Quinceañeras often include a court of honor. The celebrant’s peers serve as damas (dames) and chambelanes (chamberlains) who also wear special attire.
La Estrellita not only sells the dresses but full sets dedicated to the events. Typically, quinceañeras incorporate bouquets, a crown or tiara, pillow and other elements. La Estrellita offers these in a package or separately. Additionally, La Estrellita also owns a venue on East Grand Avenue to hold an event. They offer decorations and catering for those using the venue for quinceañeras.
While Patricia Chavez serves the Latino community in Des Moines, her business would not survive without a diverse range of customers.
“I think if I don’t have African customers, I don’t have the business,” she said.

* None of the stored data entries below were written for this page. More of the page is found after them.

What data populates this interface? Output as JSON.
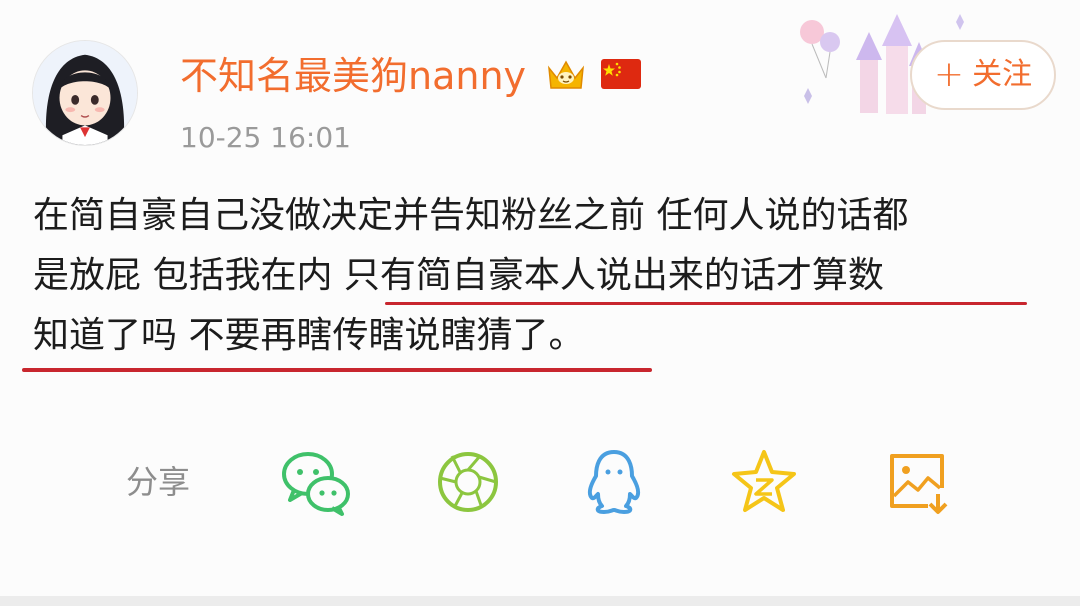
{
  "header": {
    "username": "不知名最美狗nanny",
    "timestamp": "10-25 16:01",
    "follow_label": "关注",
    "follow_plus": "+"
  },
  "post": {
    "lines": [
      "在简自豪自己没做决定并告知粉丝之前 任何人说的话都",
      "是放屁 包括我在内 只有简自豪本人说出来的话才算数",
      "知道了吗 不要再瞎传瞎说瞎猜了。"
    ],
    "highlight_color": "#c8262e"
  },
  "share": {
    "label": "分享",
    "targets": [
      {
        "icon": "wechat-icon",
        "color": "#3fc16a"
      },
      {
        "icon": "moments-icon",
        "color": "#8cc63f"
      },
      {
        "icon": "qq-icon",
        "color": "#4a9fe0"
      },
      {
        "icon": "qzone-icon",
        "color": "#f5c518"
      },
      {
        "icon": "save-image-icon",
        "color": "#f0a020"
      }
    ]
  },
  "colors": {
    "username": "#f26d2e",
    "text": "#1c1c1c",
    "muted": "#9a9a9a"
  }
}
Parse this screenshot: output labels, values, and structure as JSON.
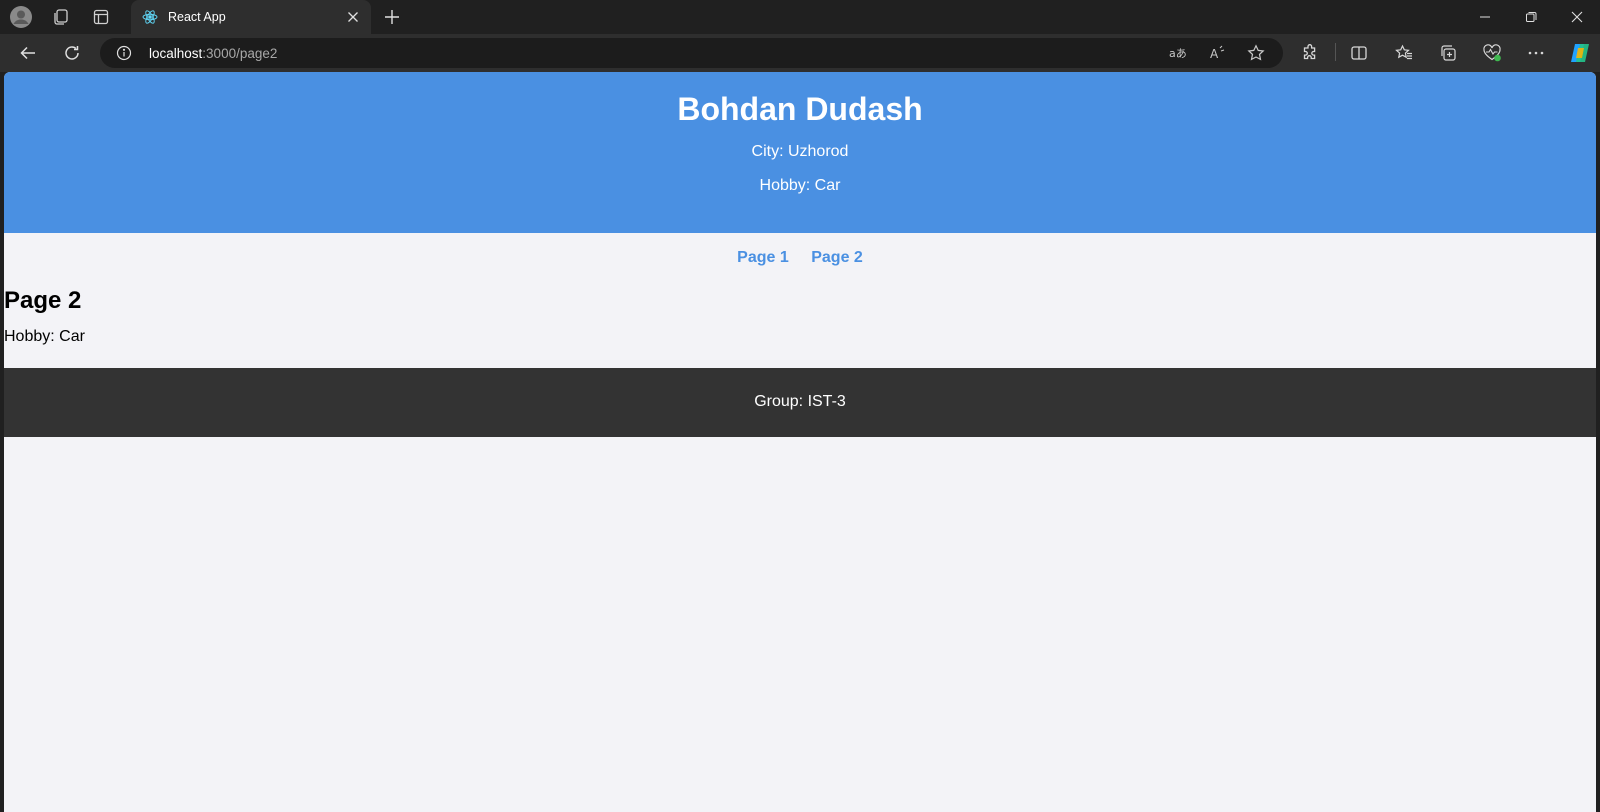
{
  "browser": {
    "tab_title": "React App",
    "url_host": "localhost",
    "url_path": ":3000/page2",
    "icons": [
      "profile-icon",
      "workspaces-icon",
      "tab-actions-icon",
      "react-favicon-icon",
      "close-tab-icon",
      "new-tab-icon",
      "minimize-icon",
      "restore-icon",
      "close-window-icon",
      "back-icon",
      "refresh-icon",
      "site-info-icon",
      "translate-icon",
      "read-aloud-icon",
      "favorite-star-icon",
      "extensions-icon",
      "split-screen-icon",
      "favorites-icon",
      "collections-icon",
      "browser-essentials-icon",
      "more-icon",
      "copilot-icon"
    ]
  },
  "header": {
    "name": "Bohdan Dudash",
    "city": "City: Uzhorod",
    "hobby": "Hobby: Car"
  },
  "nav": {
    "page1": "Page 1",
    "page2": "Page 2"
  },
  "content": {
    "title": "Page 2",
    "hobby": "Hobby: Car"
  },
  "footer": {
    "group": "Group: IST-3"
  },
  "colors": {
    "header_bg": "#4a90e2",
    "link": "#4a90e2",
    "footer_bg": "#333333",
    "page_bg": "#f3f3f7"
  }
}
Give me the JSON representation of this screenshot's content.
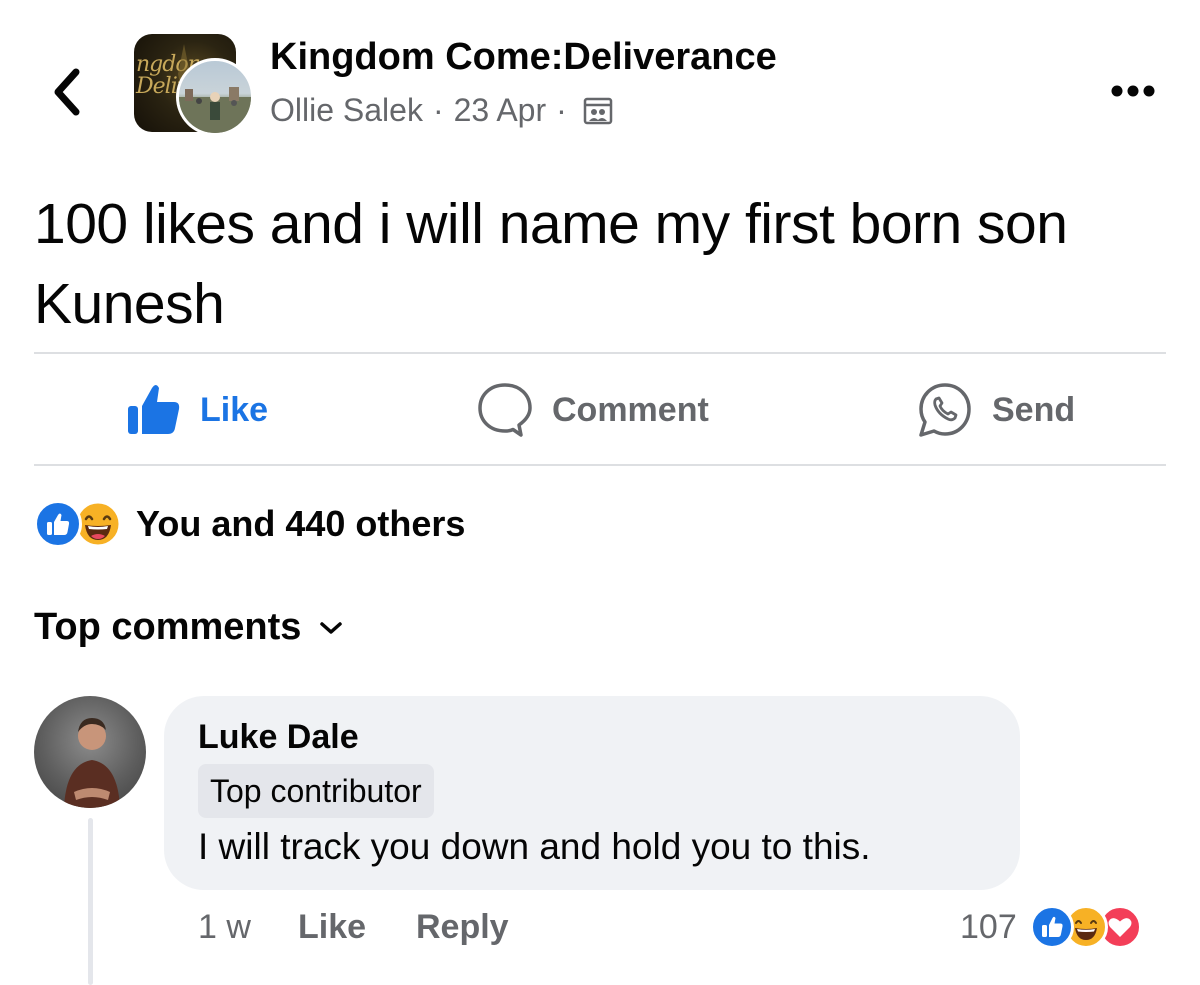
{
  "header": {
    "group_name": "Kingdom Come:Deliverance",
    "avatar_text": "Kingdom\nDeliv",
    "author": "Ollie Salek",
    "separator": "·",
    "date": "23 Apr",
    "audience_icon": "group-audience-icon",
    "more_icon": "more-options-icon",
    "back_icon": "chevron-left-icon"
  },
  "post": {
    "text": "100 likes and i will name my first born son Kunesh"
  },
  "actions": {
    "like_label": "Like",
    "comment_label": "Comment",
    "send_label": "Send"
  },
  "reactions": {
    "summary": "You and 440 others",
    "types": [
      "like",
      "haha"
    ]
  },
  "comments_section": {
    "sort_label": "Top comments"
  },
  "comment": {
    "author": "Luke Dale",
    "badge": "Top contributor",
    "text": "I will track you down and hold you to this.",
    "time": "1 w",
    "like_label": "Like",
    "reply_label": "Reply",
    "reaction_count": "107",
    "reaction_types": [
      "like",
      "haha",
      "love"
    ]
  },
  "colors": {
    "brand_blue": "#1b74e4",
    "secondary_text": "#65676b",
    "divider": "#dddfe2",
    "bubble": "#f0f2f5",
    "love_red": "#f33e58",
    "haha_yellow": "#f7b125"
  }
}
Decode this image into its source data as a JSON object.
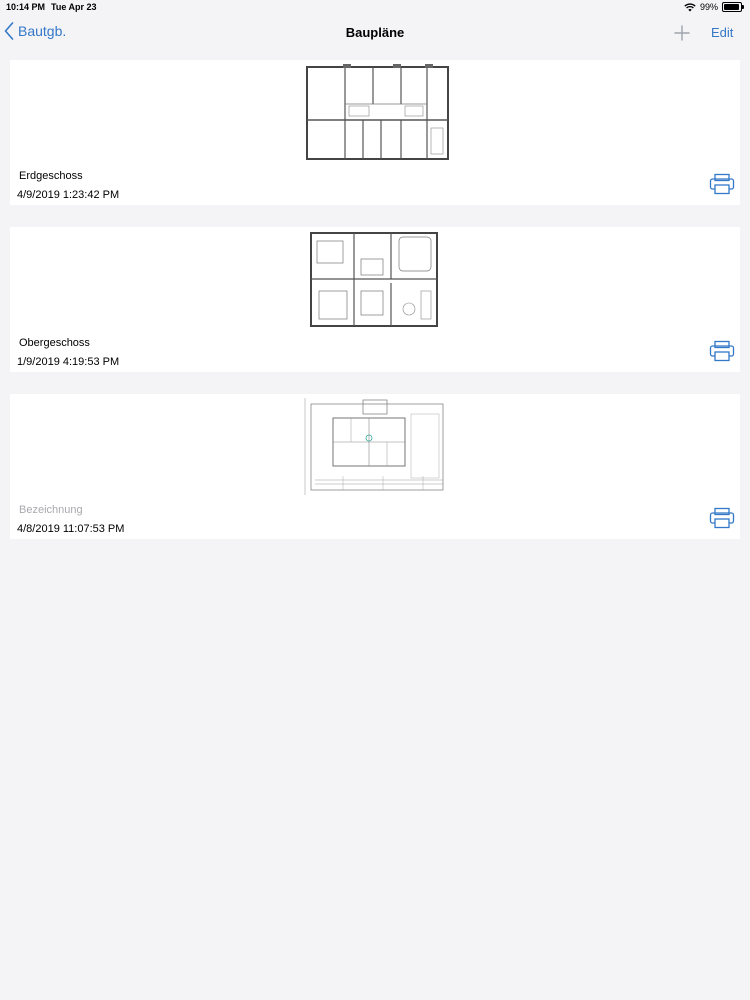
{
  "status": {
    "time": "10:14 PM",
    "date": "Tue Apr 23",
    "battery": "99%"
  },
  "nav": {
    "back_label": "Bautgb.",
    "title": "Baupläne",
    "edit_label": "Edit"
  },
  "plans": [
    {
      "name": "Erdgeschoss",
      "date": "4/9/2019 1:23:42 PM",
      "is_placeholder": false
    },
    {
      "name": "Obergeschoss",
      "date": "1/9/2019 4:19:53 PM",
      "is_placeholder": false
    },
    {
      "name": "Bezeichnung",
      "date": "4/8/2019 11:07:53 PM",
      "is_placeholder": true
    }
  ],
  "colors": {
    "accent": "#3478c8",
    "background": "#f4f4f6",
    "card": "#ffffff",
    "placeholder_text": "#a9a9ae"
  },
  "icons": {
    "back": "chevron-left-icon",
    "add": "plus-icon",
    "print": "printer-icon"
  }
}
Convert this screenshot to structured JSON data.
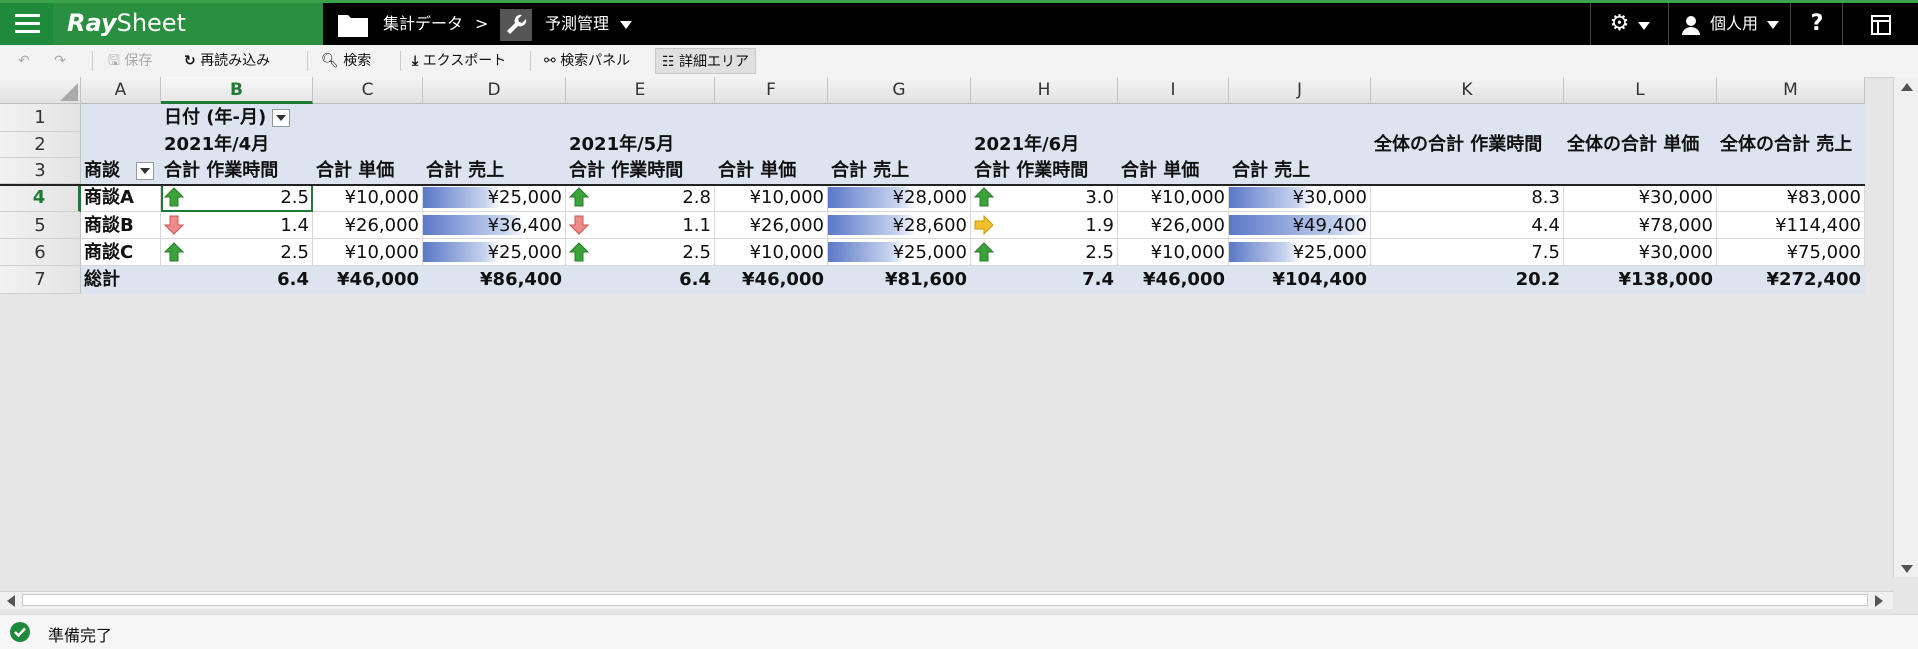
{
  "app": {
    "logo_main": "Ray",
    "logo_sub": "Sheet"
  },
  "breadcrumb": {
    "folder": "集計データ",
    "separator": ">",
    "current": "予測管理"
  },
  "topbar": {
    "user_label": "個人用",
    "help": "?"
  },
  "toolbar": {
    "save": "保存",
    "reload": "再読み込み",
    "search": "検索",
    "export": "エクスポート",
    "search_panel": "検索パネル",
    "detail_area": "詳細エリア"
  },
  "grid": {
    "columns": [
      "A",
      "B",
      "C",
      "D",
      "E",
      "F",
      "G",
      "H",
      "I",
      "J",
      "K",
      "L",
      "M"
    ],
    "selected_column": "B",
    "rows": [
      "1",
      "2",
      "3",
      "4",
      "5",
      "6",
      "7"
    ],
    "selected_row": "4",
    "date_field": "日付 (年-月)",
    "row_field": "商談",
    "months": [
      "2021年/4月",
      "2021年/5月",
      "2021年/6月"
    ],
    "measure_headers": [
      "合計 作業時間",
      "合計 単価",
      "合計 売上"
    ],
    "grand_headers": [
      "全体の合計 作業時間",
      "全体の合計 単価",
      "全体の合計 売上"
    ],
    "data_rows": [
      {
        "name": "商談A",
        "arrows": [
          "up",
          "up",
          "up"
        ],
        "bars": [
          0.55,
          0.62,
          0.6
        ],
        "values": [
          "2.5",
          "¥10,000",
          "¥25,000",
          "2.8",
          "¥10,000",
          "¥28,000",
          "3.0",
          "¥10,000",
          "¥30,000",
          "8.3",
          "¥30,000",
          "¥83,000"
        ]
      },
      {
        "name": "商談B",
        "arrows": [
          "down",
          "down",
          "right"
        ],
        "bars": [
          0.72,
          0.62,
          1.0
        ],
        "values": [
          "1.4",
          "¥26,000",
          "¥36,400",
          "1.1",
          "¥26,000",
          "¥28,600",
          "1.9",
          "¥26,000",
          "¥49,400",
          "4.4",
          "¥78,000",
          "¥114,400"
        ]
      },
      {
        "name": "商談C",
        "arrows": [
          "up",
          "up",
          "up"
        ],
        "bars": [
          0.55,
          0.55,
          0.5
        ],
        "values": [
          "2.5",
          "¥10,000",
          "¥25,000",
          "2.5",
          "¥10,000",
          "¥25,000",
          "2.5",
          "¥10,000",
          "¥25,000",
          "7.5",
          "¥30,000",
          "¥75,000"
        ]
      }
    ],
    "total_row": {
      "name": "総計",
      "values": [
        "6.4",
        "¥46,000",
        "¥86,400",
        "6.4",
        "¥46,000",
        "¥81,600",
        "7.4",
        "¥46,000",
        "¥104,400",
        "20.2",
        "¥138,000",
        "¥272,400"
      ]
    }
  },
  "status": {
    "text": "準備完了"
  },
  "colors": {
    "brand_green": "#2a8f3f",
    "header_blue": "#dce4f0",
    "bar_blue": "#5a78c8",
    "arrow_up": "#3aa33a",
    "arrow_down": "#e37b7b",
    "arrow_side": "#f2c12e"
  }
}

Chavez relies on word of mouth to support her business, as well as returning customers. Often, girls who purchased their quinceañera dress from her come back for prom or homecoming dresses.
Minka Kajtazobic with Europa Groceries. Photo by Colson Thayer.
Europa Groceries along Merle Hay Road in Des Moines has been in business for 18 years. The original owners spent 15 years building its reputation as a prime seller of European goods in the area. When it was time for them to retire, they handed over the business to their good friends. Today, Minka Kajtazobic and her husband, son, daughter and her fiancé operate and own the grocery store.
Europa Groceries carries a variety of products directly sourced from Europe. Most of the goods are from Kajtazobic’s home country of Bosnia and former-Yugoslavia, but they have expanded to include goods from Germany, Poland, Bulgaria, Hungary, Ukraine, Russia, Greece and other countries. The products they sell include packaged goods, candies, chocolates, frozen and ready-to-eat meats, wine, cheese, sodas and coffee.
“Bosnian people drink a lot of coffee,” Kajtazobic shared. Along with the coffee, they sell coffee drinking sets with pots and cups. Kajtazobic also has a friend who makes cakes out of her home that she sells in the store.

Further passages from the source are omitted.